2. La production dans des pays low cost. Le modèle ID. 2all de Volkswagen sera assemblé en Espagne, où les coûts salariaux sont plus réduits que dans le nord de l’Europe. Stellantis pourrait importer la future Citroën CE3 électrique d’Inde. L’Europe centrale aussi est attractive. Et Tesla a annoncé une nouvelle usine, au Mexique…

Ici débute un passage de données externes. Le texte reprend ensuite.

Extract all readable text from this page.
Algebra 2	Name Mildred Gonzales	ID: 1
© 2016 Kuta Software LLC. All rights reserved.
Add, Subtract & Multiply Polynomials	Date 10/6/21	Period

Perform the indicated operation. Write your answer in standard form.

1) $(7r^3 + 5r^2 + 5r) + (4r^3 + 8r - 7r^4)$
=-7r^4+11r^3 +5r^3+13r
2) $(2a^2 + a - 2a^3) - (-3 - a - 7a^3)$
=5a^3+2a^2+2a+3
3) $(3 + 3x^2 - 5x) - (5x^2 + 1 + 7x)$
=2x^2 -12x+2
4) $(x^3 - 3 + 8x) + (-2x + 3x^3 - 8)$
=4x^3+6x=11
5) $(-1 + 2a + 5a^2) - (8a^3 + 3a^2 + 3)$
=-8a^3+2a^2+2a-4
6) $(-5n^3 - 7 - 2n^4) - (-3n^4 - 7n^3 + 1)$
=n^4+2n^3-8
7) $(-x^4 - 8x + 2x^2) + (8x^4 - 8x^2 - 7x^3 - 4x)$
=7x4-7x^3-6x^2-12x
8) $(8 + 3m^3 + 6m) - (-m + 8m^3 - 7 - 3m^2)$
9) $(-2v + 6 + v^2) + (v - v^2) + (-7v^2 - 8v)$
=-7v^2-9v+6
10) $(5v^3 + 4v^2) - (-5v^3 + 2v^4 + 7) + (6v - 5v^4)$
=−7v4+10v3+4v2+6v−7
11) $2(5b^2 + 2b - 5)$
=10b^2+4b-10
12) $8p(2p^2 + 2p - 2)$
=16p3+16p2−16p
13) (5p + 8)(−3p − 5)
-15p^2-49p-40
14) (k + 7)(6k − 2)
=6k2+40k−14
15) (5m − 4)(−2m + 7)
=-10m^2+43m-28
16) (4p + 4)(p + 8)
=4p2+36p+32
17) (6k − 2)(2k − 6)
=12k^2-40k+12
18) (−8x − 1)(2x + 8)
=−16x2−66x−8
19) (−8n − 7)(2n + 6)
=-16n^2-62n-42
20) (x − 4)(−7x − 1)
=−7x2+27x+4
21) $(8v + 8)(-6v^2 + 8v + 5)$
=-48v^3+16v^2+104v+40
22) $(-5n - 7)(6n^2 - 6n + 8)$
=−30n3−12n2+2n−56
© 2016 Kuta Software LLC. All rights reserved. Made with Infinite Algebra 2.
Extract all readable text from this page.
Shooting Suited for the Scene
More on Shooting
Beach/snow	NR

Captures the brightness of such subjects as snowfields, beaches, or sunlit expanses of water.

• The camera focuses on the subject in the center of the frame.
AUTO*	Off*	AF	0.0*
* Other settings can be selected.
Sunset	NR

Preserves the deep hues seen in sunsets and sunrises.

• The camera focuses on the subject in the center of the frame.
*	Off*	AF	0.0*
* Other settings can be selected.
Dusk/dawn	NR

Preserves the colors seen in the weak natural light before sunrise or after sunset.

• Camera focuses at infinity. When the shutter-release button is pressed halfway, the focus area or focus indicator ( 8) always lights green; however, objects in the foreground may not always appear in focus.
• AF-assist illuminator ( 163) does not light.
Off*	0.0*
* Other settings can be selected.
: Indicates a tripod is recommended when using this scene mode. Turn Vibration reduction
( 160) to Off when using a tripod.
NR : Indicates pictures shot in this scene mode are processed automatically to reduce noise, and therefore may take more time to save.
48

3. Des plateformes plus économiques et du volume. Pour réduire les coûts, tous les constructeurs misent sur le volume et sur de nouvelles plateformes qui sont partagées entre plusieurs modèles, comme la CMF-B EV que Renault va utiliser pour les futures Renault 5, Renault 4 ou Nissan Micra. Volkswagen mise sur une version light de la plateforme MEB utilisée pour les VW ID. 3, ID. 4, ID. 5, ID.Buzz et des modèles Audi et Skoda.

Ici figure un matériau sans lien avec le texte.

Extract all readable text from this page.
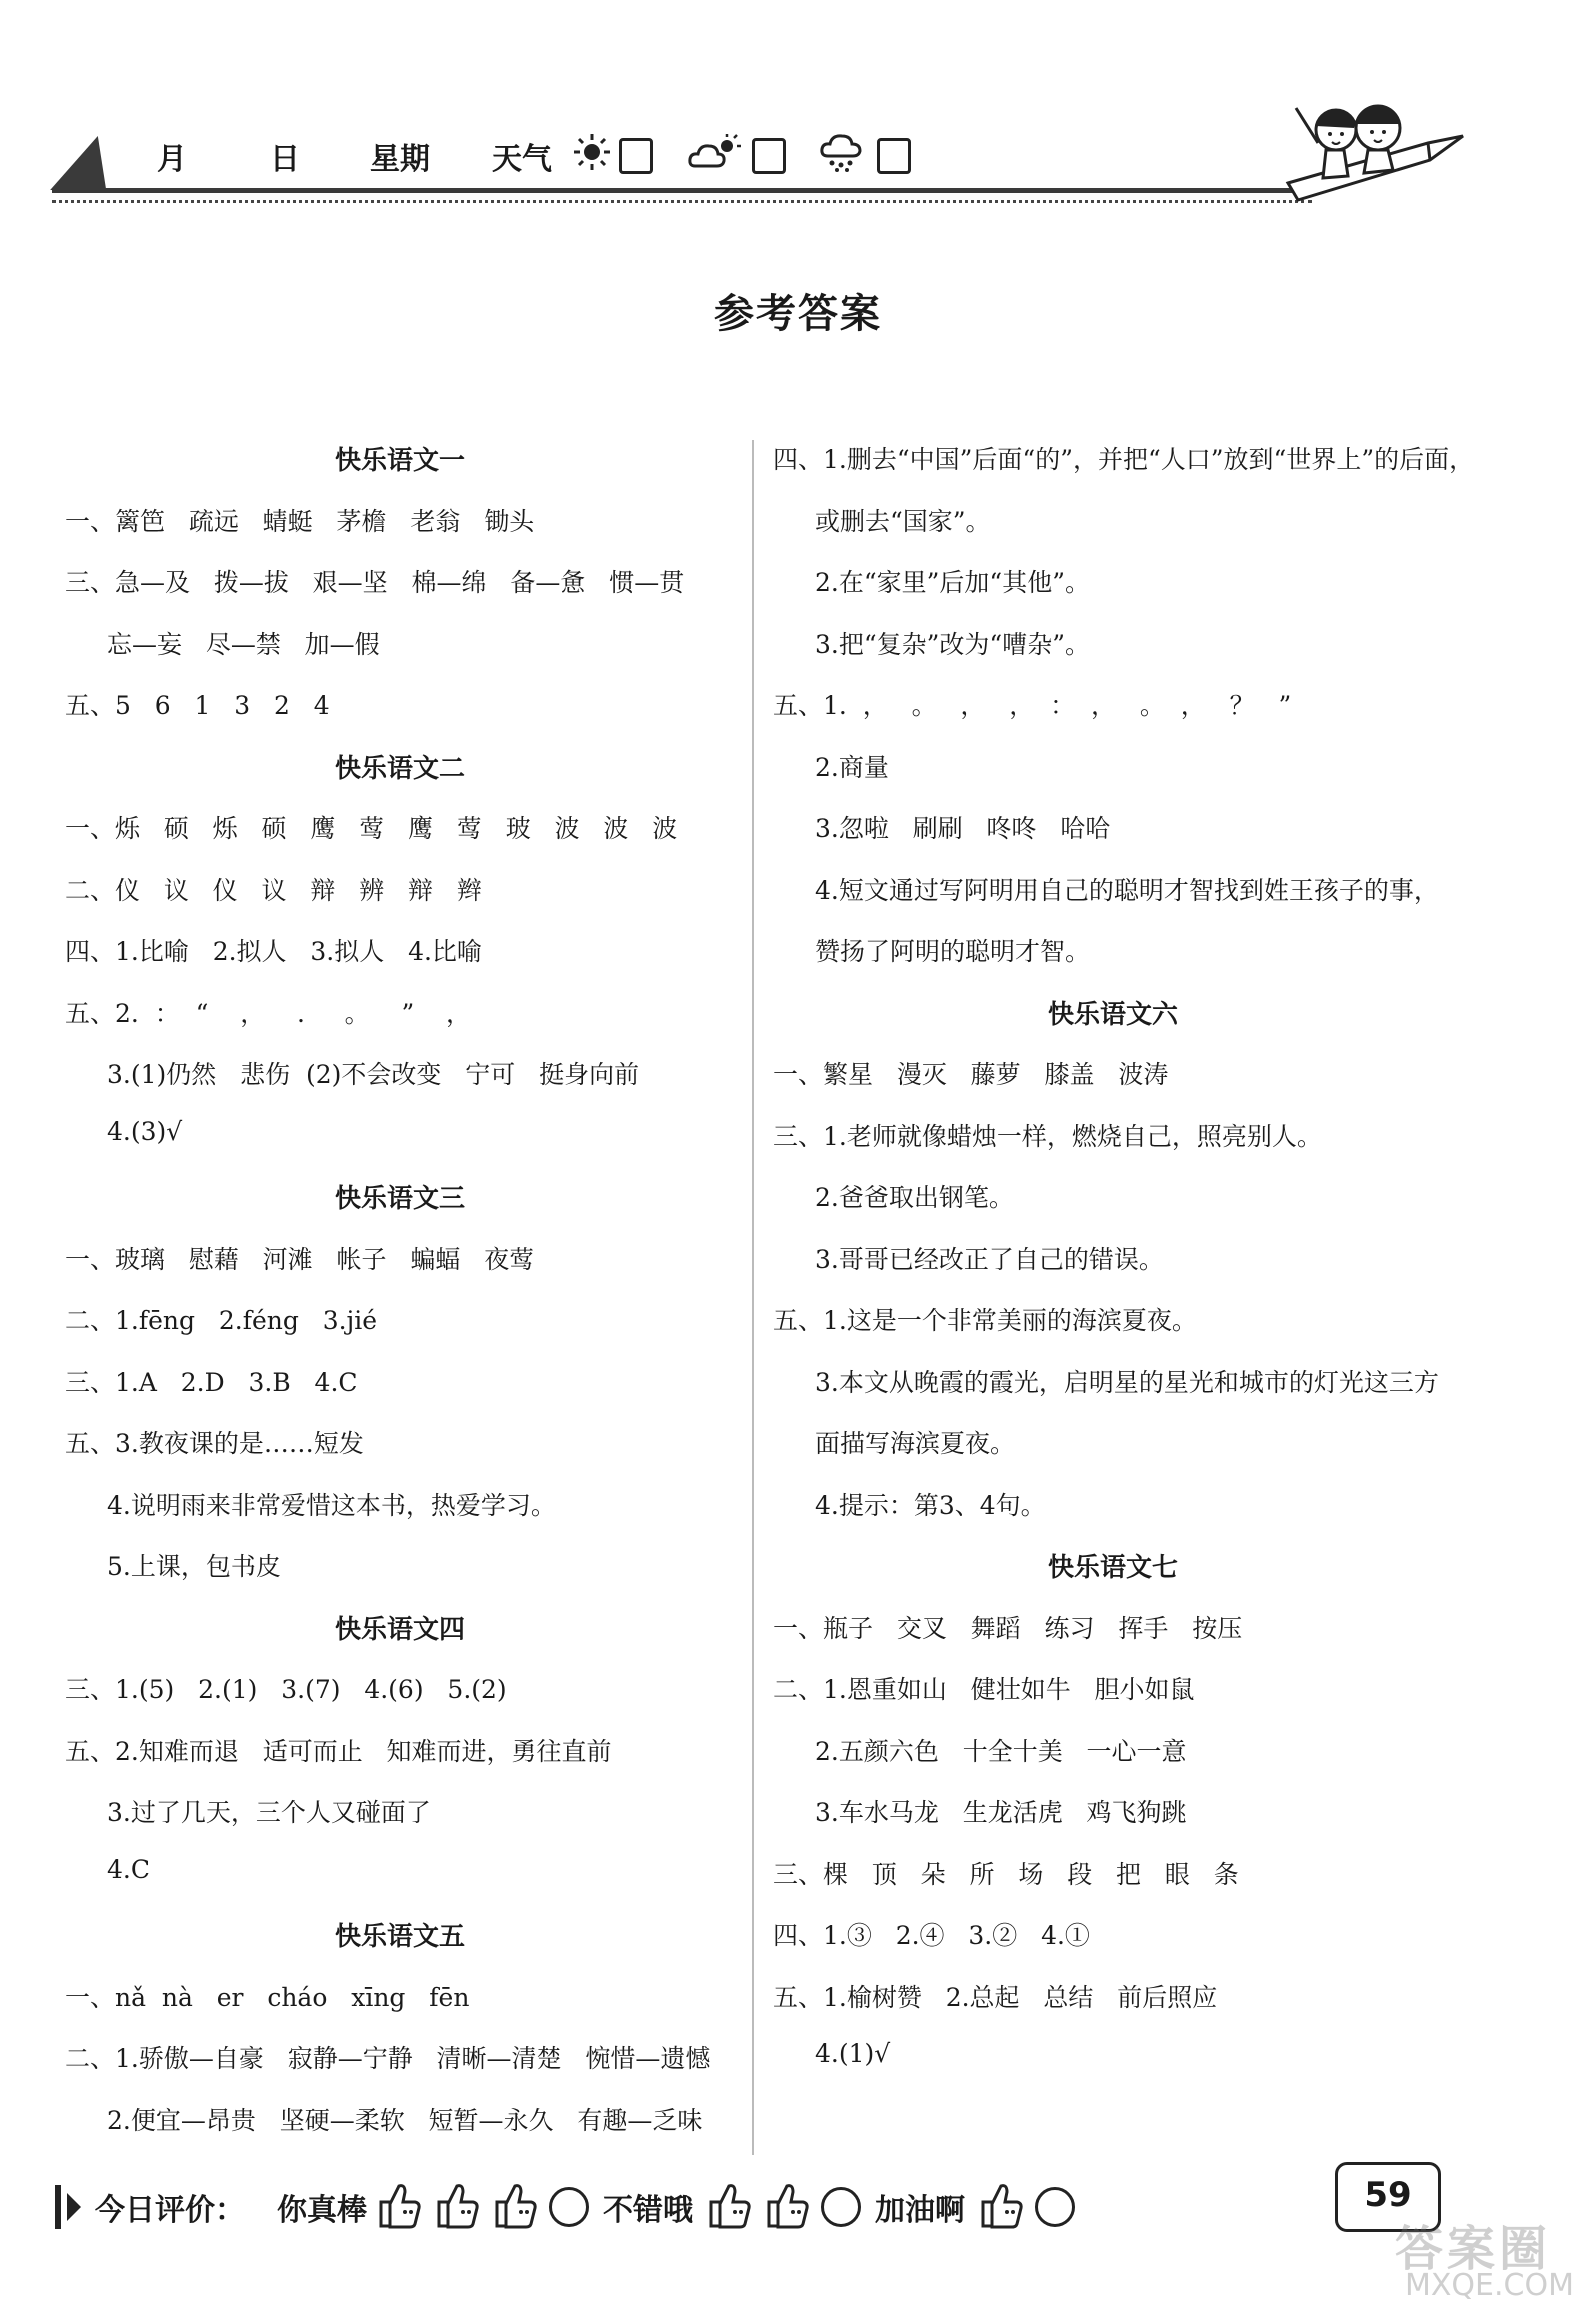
月	日 星期 天气
参考答案
快乐语文一
一、篱笆   疏远   蜻蜓   茅檐   老翁   锄头
三、急—及   拨—拔   艰—坚   棉—绵   备—惫   惯—贯
忘—妄   尽—禁   加—假
五、5   6   1   3   2   4
快乐语文二
一、烁   硕   烁   硕   鹰   莺   鹰   莺   玻   波   波   波
二、仪   议   仪   议   辩   辨   辩   辫
四、1.比喻   2.拟人   3.拟人   4.比喻
五、2.  ：  “    ，    .     。    ”    ，
3.(1)仍然   悲伤  (2)不会改变   宁可   挺身向前
4.(3)√
快乐语文三
一、玻璃   慰藉   河滩   帐子   蝙蝠   夜莺
二、1.fēng   2.féng   3.jié
三、1.A   2.D   3.B   4.C
五、3.教夜课的是……短发
4.说明雨来非常爱惜这本书，热爱学习。
5.上课，包书皮
快乐语文四
三、1.(5)   2.(1)   3.(7)   4.(6)   5.(2)
五、2.知难而退   适可而止   知难而进，勇往直前
3.过了几天，三个人又碰面了
4.C
快乐语文五
一、nǎ  nà   er   cháo   xīng   fēn
二、1.骄傲—自豪   寂静—宁静   清晰—清楚   惋惜—遗憾
2.便宜—昂贵   坚硬—柔软   短暂—永久   有趣—乏味
四、1.删去“中国”后面“的”，并把“人口”放到“世界上”的后面，
或删去“国家”。
2.在“家里”后加“其他”。
3.把“复杂”改为“嘈杂”。
五、1.  ，   。   ，   ，  ：  ，   。  ，   ？   ”
2.商量
3.忽啦   刷刷   咚咚   哈哈
4.短文通过写阿明用自己的聪明才智找到姓王孩子的事，
赞扬了阿明的聪明才智。
快乐语文六
一、繁星   漫灭   藤萝   膝盖   波涛
三、1.老师就像蜡烛一样，燃烧自己，照亮别人。
2.爸爸取出钢笔。
3.哥哥已经改正了自己的错误。
五、1.这是一个非常美丽的海滨夏夜。
3.本文从晚霞的霞光，启明星的星光和城市的灯光这三方
面描写海滨夏夜。
4.提示：第3、4句。
快乐语文七
一、瓶子   交叉   舞蹈   练习   挥手   按压
二、1.恩重如山   健壮如牛   胆小如鼠
2.五颜六色   十全十美   一心一意
3.车水马龙   生龙活虎   鸡飞狗跳
三、棵   顶   朵   所   场   段   把   眼   条
四、1.③   2.④   3.②   4.①
五、1.榆树赞   2.总起   总结   前后照应
4.(1)√
今日评价： 你真棒	不错哦	加油啊	59
答案圈
MXQE.COM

4. Des modes de production nouveaux. Ici aussi, Tesla a montré la voie. Le constructeur américain table sur une forte automatisation. Et sur un concept utilisant le gigacasting, d’énormes presses de fabrication italienne, Idra, qui permettent de mouler d’un coup des éléments de carrosserie ou de structure qui, traditionnellement, sont le fruit d’un assemblage de plusieurs dizaines d’éléments. Ces machines colossales exercent une pression jusqu’à 6.000 tonnes et davantage. Cette approche a permis de réduire de 40% le coût de la structure des Model Y et le temps de fabrication à une dizaine d’heures par exemplaire, contre trois fois plus pour une VW ID.3. Les constructeurs européens s’intéressent de très près à ce mode de production, en sachant qu’il réduira fatalement les effectifs nécessaires à la fabrication des véhicules.
Il ne faut toutefois pas espérer de miracles. Les voitures européennes électriques à prix raisonnable attendues dans deux ou trois ans ne seront pas encore réellement low cost. Ou il y aura des subtilités. Quand Volkswagen parle de son ID. 2all à moins de 25.000 euros, par exemple, c’est pour un modèle équipé d’une petite batterie. “Notre but est d’arriver à une autonomie de 320 km (standard WLTP) pour le modèle d’entrée de gamme”, précise Martin Hube, porte- parole de la marque VW au siège. Les chiffres et les données sont encore incomplets. Le modèle à 450 km d’autonomie sera sans doute plus près des 30.000 euros, mais cela reste encore un point d’interrogation. Volkswagen a voulu à la fois mettre en appétit les clients potentiels et ne pas trop informer les concurrents…
Lithium en baisse
Le cours du lithium a reculé de plus de 30% depuis début janvier, après deux ans de hausse considérable, pour atteindre 75.000 euros la tonne fin 2022. Les cours du cobalt et du nickel, deux matériaux forts utilisés dans les batteries, sont aussi à la baisse. Voilà qui pourrait contribuer à la diminution du prix des batteries, donc des automobiles électriques. Ce prix n’avait cessé de baisser avant que la hausse du prix des matières premières ne stoppe cette tendance. L’évolution future reste toutefois incertaine. D’autant que d’autres technologies pourraient s’imposer, comme les batteries au sodium, matière plus répandue que le lithium. Des batteries au sodium sont par exemple développées par le numéro un mondial de la batterie, le chinois CATL.